Mein Platz ist auf der Brücke, wo der Lotse schon seine Kommandos an den Steuermann gibt: „port 10“ oder „3-5-5“, der dies artig wiederholt und bestätigt, wenn „midship“ anliegt: was eine gute Segelschule alles ausmacht: Die Lichter der Wasserstrasse weisen den Weg in die See. Auswärts ist backbord „grün“, steuerbord „rot“. Sie funkeln in unterschiedlichen Intervallen, die auf der Seekarte vermerkt sind, so dass ich jederzeit den Standort des Schiffes auf der Seekarte erkennen kann, der auf dem Radarschirm ohnehin durch einen Kreis markiert ist. Die ersten stürmischen Winde pfeifen uns um die Ohren, die Daten zeigen 8 – 9 Bf (Beaufort) an. Gemächlich schieben sich andere Ozeanriesen an uns vorbei in Richtung Hafen, erkennbar nur an zwei Toplichtern und einem roten Seitenlicht, weil in der Wasserstrasse Rechtsverkehr vorgegeben ist.
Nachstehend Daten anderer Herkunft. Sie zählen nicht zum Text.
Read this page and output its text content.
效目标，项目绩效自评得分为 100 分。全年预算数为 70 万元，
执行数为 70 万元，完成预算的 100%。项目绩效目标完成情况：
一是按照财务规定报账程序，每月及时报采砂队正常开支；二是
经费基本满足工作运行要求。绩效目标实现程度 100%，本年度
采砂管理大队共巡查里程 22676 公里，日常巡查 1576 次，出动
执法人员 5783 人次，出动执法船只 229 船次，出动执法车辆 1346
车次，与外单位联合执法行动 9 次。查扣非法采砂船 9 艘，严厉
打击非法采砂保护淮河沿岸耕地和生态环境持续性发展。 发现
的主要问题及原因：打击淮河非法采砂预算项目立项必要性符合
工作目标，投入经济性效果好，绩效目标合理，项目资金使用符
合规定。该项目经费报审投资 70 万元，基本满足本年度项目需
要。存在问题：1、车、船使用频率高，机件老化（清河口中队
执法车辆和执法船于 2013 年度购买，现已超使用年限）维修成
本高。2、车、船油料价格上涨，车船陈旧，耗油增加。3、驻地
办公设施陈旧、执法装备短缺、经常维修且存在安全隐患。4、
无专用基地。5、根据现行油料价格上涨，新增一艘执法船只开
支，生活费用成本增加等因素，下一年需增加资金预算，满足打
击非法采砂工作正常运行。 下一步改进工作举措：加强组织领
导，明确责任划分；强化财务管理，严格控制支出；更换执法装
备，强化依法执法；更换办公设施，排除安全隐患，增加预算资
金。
Zwischen den Wolken reisst es gelegentlich auf, dann zeigt sich der zunehmende Mond mit seiner Sichel und verleiht dem wilden Wasser milden Schein – der Orion steht kurz über‘m Horizont und der Kurs wird immer westlicher „2-6-0“. Nach drei Stunden kommt Bewegung in die dunkel gehal-tene Brücke, das Lotsenschiff gibt Lichtzeichen, die langsame Fahrt wird nochmals gedrosselt – ein behutsames „Good bye“ und der Pilot geht von Bord, was der Wachmann an der Leiter vermeldet.
„Jean Gabriel“ nimmt Fahrt auf, die Lichter an Land verblassen, der 3. Offizier übernimmt die Wache. Mit einem „Good night“ verlasse ich als Seemann die Brücke: In internationalen Gewässern hätte ich mit meinem Seeschein die Erlaubnis, auch einen solchen Kahn zu schippern – aber das ist eine andere Geschichte.